SPOX: Noch mal zurück zu Ihnen persönlich: Sie hatten schon einige schwere Verletzungen in Ihrer Karriere, Sie waren sogar zwei Jahre komplett weg vom Fenster. Haben Sie gedacht, dass Ihre Karriere vorbei ist?
Görlitz: Ich habe nie aufgegeben, aber Fakt ist, dass meine Karriere auf der Kippe stand. Die Musik hat mir gerade in dieser schweren Zeit viel geholfen. Du brauchst etwas, woraus du Energie schöpfen kannst und um nicht durchzudrehen.
SPOX: Hat Ihnen auch Mental-Coach Holger Fischer geholfen?
Görlitz: Ja, sehr. Wir haben uns in meiner Verletzungszeit kennengelernt und seitdem coacht Holger mich. Er hat sehr viele Ideen und er hat mir geholfen, mich zu strukturieren.
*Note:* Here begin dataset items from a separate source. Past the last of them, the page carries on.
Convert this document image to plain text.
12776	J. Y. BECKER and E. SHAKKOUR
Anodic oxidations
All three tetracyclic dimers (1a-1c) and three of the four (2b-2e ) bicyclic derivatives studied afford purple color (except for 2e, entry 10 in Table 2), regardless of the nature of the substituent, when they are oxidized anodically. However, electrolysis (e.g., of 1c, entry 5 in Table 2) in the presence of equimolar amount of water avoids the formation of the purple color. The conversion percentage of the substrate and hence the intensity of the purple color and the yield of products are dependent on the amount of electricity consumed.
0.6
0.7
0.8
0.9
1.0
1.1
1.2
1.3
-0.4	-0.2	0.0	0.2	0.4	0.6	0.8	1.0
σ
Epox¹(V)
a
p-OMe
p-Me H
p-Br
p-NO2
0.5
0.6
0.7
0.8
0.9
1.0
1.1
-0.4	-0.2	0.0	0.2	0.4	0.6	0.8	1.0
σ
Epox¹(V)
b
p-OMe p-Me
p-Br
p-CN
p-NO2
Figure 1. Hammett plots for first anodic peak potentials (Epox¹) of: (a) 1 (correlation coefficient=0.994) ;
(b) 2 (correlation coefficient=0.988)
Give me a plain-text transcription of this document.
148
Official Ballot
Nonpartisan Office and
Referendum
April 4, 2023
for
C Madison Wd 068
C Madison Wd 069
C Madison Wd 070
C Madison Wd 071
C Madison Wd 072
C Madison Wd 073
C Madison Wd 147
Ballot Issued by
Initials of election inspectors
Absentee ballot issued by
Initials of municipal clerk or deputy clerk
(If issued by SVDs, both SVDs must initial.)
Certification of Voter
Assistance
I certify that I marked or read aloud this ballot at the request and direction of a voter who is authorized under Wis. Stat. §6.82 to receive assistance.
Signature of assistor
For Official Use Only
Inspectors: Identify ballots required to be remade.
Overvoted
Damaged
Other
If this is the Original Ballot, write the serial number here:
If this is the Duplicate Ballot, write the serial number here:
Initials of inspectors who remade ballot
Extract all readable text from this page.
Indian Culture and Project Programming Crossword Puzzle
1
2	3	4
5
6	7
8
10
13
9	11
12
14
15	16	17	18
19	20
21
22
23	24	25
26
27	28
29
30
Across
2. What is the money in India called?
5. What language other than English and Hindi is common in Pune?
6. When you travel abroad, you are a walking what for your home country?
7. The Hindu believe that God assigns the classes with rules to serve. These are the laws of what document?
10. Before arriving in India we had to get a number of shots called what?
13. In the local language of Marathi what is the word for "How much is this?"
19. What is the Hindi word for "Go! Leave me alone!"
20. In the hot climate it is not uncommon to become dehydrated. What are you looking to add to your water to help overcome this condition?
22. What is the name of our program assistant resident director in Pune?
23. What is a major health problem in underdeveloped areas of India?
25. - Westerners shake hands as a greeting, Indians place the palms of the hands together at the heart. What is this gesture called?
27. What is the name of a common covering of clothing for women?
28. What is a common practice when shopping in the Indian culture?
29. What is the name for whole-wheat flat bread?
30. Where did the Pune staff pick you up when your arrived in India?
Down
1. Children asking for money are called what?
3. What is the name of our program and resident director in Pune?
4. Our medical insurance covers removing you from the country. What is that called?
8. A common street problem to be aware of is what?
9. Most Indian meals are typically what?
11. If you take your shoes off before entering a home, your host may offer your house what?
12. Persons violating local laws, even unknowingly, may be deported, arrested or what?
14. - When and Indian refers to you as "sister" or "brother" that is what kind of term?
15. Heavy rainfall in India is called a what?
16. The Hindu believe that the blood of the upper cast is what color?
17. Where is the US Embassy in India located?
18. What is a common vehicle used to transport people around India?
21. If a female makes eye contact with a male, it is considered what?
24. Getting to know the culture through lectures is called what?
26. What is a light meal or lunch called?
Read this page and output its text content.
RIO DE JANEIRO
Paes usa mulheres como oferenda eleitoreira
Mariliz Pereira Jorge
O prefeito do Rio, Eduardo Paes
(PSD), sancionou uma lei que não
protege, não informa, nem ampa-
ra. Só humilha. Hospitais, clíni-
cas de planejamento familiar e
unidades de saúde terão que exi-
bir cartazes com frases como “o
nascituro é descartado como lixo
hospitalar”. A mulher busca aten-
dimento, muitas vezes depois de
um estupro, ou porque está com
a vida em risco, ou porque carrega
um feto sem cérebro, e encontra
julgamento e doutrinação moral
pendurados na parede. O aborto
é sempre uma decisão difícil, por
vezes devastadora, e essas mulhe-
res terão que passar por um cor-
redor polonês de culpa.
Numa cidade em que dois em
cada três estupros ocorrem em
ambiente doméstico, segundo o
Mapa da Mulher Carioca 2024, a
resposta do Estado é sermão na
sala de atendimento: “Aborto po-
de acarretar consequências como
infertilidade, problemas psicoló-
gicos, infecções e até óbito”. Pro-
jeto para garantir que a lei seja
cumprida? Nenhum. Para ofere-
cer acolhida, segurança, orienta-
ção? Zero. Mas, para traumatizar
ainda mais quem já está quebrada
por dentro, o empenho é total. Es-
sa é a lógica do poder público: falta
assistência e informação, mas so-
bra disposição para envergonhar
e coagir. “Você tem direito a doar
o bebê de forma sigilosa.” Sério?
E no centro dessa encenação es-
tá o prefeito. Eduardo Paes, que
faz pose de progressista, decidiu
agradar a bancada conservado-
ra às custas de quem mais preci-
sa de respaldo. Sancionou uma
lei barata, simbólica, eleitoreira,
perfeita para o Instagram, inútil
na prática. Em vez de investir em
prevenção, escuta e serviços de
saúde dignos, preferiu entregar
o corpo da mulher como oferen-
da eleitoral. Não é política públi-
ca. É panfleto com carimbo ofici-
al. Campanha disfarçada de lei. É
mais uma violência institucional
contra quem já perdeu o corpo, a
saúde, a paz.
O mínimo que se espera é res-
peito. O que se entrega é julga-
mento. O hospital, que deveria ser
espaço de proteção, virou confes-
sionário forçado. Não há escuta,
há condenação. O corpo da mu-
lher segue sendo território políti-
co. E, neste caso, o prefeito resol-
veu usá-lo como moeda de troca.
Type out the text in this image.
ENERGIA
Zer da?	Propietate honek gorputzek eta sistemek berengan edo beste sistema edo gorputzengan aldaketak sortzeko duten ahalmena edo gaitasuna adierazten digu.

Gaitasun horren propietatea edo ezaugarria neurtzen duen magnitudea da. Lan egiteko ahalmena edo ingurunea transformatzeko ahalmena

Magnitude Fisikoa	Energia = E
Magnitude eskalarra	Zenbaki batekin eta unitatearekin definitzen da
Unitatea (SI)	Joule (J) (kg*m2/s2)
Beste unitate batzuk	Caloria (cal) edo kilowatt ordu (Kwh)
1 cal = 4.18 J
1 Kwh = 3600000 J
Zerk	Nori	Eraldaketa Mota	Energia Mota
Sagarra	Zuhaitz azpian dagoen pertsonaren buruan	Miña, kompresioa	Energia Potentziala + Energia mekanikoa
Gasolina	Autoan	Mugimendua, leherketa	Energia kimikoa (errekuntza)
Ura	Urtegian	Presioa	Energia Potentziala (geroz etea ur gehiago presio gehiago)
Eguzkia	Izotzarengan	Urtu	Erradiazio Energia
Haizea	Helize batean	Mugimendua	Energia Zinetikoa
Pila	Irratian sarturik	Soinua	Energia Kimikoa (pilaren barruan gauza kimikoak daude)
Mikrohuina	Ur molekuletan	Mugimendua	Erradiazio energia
Es ist einfach so, dass du als Fußballer, so wie viele in der Gesellschaft, von Zweifeln zerfressen bist. Dabei ist das oft grundlos. Ich habe gelernt zu akzeptieren, dass ich ein guter Fußballer bin. Ich habe ja immerhin auch zweimal in der Nationalmannschaft gespielt.
SPOX: Ihr erstes Länderspiel haben Sie 2004 gegen Brasilien gemacht. Welche Erinnerungen haben Sie an Ihr Debüt?
Görlitz: Es war ein unglaubliches Erlebnis. Ich bin auf jeden Fall in der 87. Minute eingewechselt worden. Ich muss gerade überlegen, für wen... Auf jeden Fall für den, der rechts hinten gespielt hat...
SPOX: ...Andy Hinkel...
Görlitz: ...richtig, der war's. Ich weiß noch, dass ich kaum auf dem Feld war, als Ronaldo außen mit dem Rücken zu mir den Ball angenommen hat und ich ihn schön über die Linie gecheckt habe. Das vergisst man nicht. Sein Trikot habe ich mir übrigens nicht geholt, da wollte ich schon mein deutsches behalten.